En todos los casos, como lo demuestra documentalmente la Fiscalía, el suministro del dinero fue en efectivo, en maletas o en sobres manila o plástico. La modalidad de trasiego de fondos en efectivo es un patrón de todas las operaciones de transferencia en beneficio de Keiko Fujimori, para evitar el registro en el sistema bancario.
Sin embargo, las empresas de Juan Rassmuss Echecopar, Sudamericana de Fibras, y Dionisio Romero Paoletti, Credicorp, consignaron en sus respectivas contabilidades la salida del dinero en efectivo.
En el caso de Rassmuss, en el cuaderno de visitas de su empresa, se acredita quiénes fueron a Sudamericana de Fibras. Están identificadas las personas que en nombre de Keiko Fujimori retiraron las platas. Por si fuera poco, también se menciona al personal de la empresa que les dio los fondos.

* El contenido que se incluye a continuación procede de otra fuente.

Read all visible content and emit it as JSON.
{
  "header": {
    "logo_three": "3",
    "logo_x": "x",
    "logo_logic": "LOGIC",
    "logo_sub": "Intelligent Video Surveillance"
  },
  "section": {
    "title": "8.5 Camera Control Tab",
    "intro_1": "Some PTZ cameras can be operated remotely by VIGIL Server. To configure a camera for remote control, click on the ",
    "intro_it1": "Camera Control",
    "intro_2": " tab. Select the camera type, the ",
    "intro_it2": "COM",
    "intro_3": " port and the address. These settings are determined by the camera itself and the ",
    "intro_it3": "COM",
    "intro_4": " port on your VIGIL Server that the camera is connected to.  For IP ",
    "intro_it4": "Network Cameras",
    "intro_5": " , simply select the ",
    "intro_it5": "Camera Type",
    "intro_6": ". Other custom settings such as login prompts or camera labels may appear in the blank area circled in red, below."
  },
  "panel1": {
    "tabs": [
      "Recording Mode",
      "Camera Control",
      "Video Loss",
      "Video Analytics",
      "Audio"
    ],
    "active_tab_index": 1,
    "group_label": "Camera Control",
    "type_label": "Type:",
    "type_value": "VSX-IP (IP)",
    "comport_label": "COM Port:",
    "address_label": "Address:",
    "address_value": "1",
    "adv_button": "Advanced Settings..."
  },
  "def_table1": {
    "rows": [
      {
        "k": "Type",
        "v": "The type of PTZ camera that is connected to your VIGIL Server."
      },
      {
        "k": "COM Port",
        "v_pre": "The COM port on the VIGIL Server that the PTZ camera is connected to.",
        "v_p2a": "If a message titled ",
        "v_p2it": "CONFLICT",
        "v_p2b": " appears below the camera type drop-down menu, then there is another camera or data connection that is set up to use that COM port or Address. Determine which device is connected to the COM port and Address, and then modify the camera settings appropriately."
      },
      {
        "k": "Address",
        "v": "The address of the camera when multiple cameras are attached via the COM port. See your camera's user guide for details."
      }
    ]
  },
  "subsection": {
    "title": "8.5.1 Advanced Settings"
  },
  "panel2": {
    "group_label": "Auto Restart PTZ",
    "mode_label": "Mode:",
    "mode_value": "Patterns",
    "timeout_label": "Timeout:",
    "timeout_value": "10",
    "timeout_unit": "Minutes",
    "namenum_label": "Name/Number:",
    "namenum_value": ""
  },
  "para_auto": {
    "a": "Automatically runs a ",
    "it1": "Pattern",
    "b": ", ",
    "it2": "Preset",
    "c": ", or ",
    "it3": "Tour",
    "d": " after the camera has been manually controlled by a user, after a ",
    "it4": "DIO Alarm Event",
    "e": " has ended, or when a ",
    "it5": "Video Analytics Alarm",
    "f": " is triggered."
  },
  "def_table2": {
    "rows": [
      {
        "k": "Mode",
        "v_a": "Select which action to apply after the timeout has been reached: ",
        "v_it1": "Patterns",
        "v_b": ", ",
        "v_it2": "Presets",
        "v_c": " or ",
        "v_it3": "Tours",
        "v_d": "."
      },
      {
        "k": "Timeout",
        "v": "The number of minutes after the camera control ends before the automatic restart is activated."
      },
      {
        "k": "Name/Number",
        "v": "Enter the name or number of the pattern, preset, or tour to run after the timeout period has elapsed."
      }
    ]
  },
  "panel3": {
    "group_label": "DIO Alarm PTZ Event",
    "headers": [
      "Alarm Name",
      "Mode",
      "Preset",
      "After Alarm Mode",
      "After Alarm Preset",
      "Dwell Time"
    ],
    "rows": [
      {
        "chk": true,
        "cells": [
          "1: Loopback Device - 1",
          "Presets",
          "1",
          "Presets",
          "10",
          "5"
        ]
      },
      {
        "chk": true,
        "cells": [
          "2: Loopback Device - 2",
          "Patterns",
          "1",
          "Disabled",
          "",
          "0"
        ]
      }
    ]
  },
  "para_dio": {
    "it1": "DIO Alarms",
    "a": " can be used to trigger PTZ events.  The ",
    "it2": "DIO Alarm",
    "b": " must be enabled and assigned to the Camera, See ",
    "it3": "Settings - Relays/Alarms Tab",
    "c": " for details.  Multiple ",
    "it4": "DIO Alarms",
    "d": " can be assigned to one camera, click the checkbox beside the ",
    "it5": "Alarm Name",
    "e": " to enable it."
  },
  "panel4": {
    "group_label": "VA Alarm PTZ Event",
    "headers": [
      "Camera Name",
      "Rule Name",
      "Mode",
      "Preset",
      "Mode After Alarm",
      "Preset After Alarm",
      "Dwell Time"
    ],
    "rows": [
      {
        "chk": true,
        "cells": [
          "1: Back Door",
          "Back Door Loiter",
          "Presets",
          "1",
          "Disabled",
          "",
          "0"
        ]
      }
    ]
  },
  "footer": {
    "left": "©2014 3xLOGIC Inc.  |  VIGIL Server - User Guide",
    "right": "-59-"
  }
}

De los US$ 7,6 millones que en total la compañía de Rassmuss proporcionó Keiko Fujimori, solamente Augusto Bedoya Cámere, quien siempre alegó inocencia y no tener ninguna relación con los fondos, se presentó en la empresa de Rassmuss en 11 ocasiones para retirar US$ 2 millones 010 mil.
Pier Figari Mendoza, brazo derecho de Keiko Fujimori, y quien aseguraba que era “perseguido político”, acudió 14 veces a las oficinas de Sudamericana de Fibras, en el Callao, para llevarse en maletas y sobres manila US$ 745.000.
Víctor Shiguiyama Kobashigawa, el amigo íntimo de Keiko Fujimori, a quien impuso como jefe de la Superintendencia Nacional de Administración Tributaria (Sunat), al gobierno del presidente Pedro Pablo Kuczynski, es otro de los personajes que habitualmente aterrizaban a la empresa de Rassmuss para recoger la plata cuyo destino final, hasta el día de hoy, no revela Keiko Fujimori.
El esposo de Keiko Fujimori, Mark Vito Villanela, quien según la jefa de Fuerza Popular estaba alejado de las finanzas del partido, también fue a Sudamericana de Fibras. Obtuvo US$ 160.000. Como su cónyuge, Villanella tampoco ha mencionado qué hizo con el dinero, en qué lo gastó, o si se lo entregó a Keiko Fujimori.
La documentación proporcionada por la Fiscalía no deja ninguna duda de cómo Keiko Fujimori recibió los fondos al margen del sistema bancario. Es la hora de decir la verdad.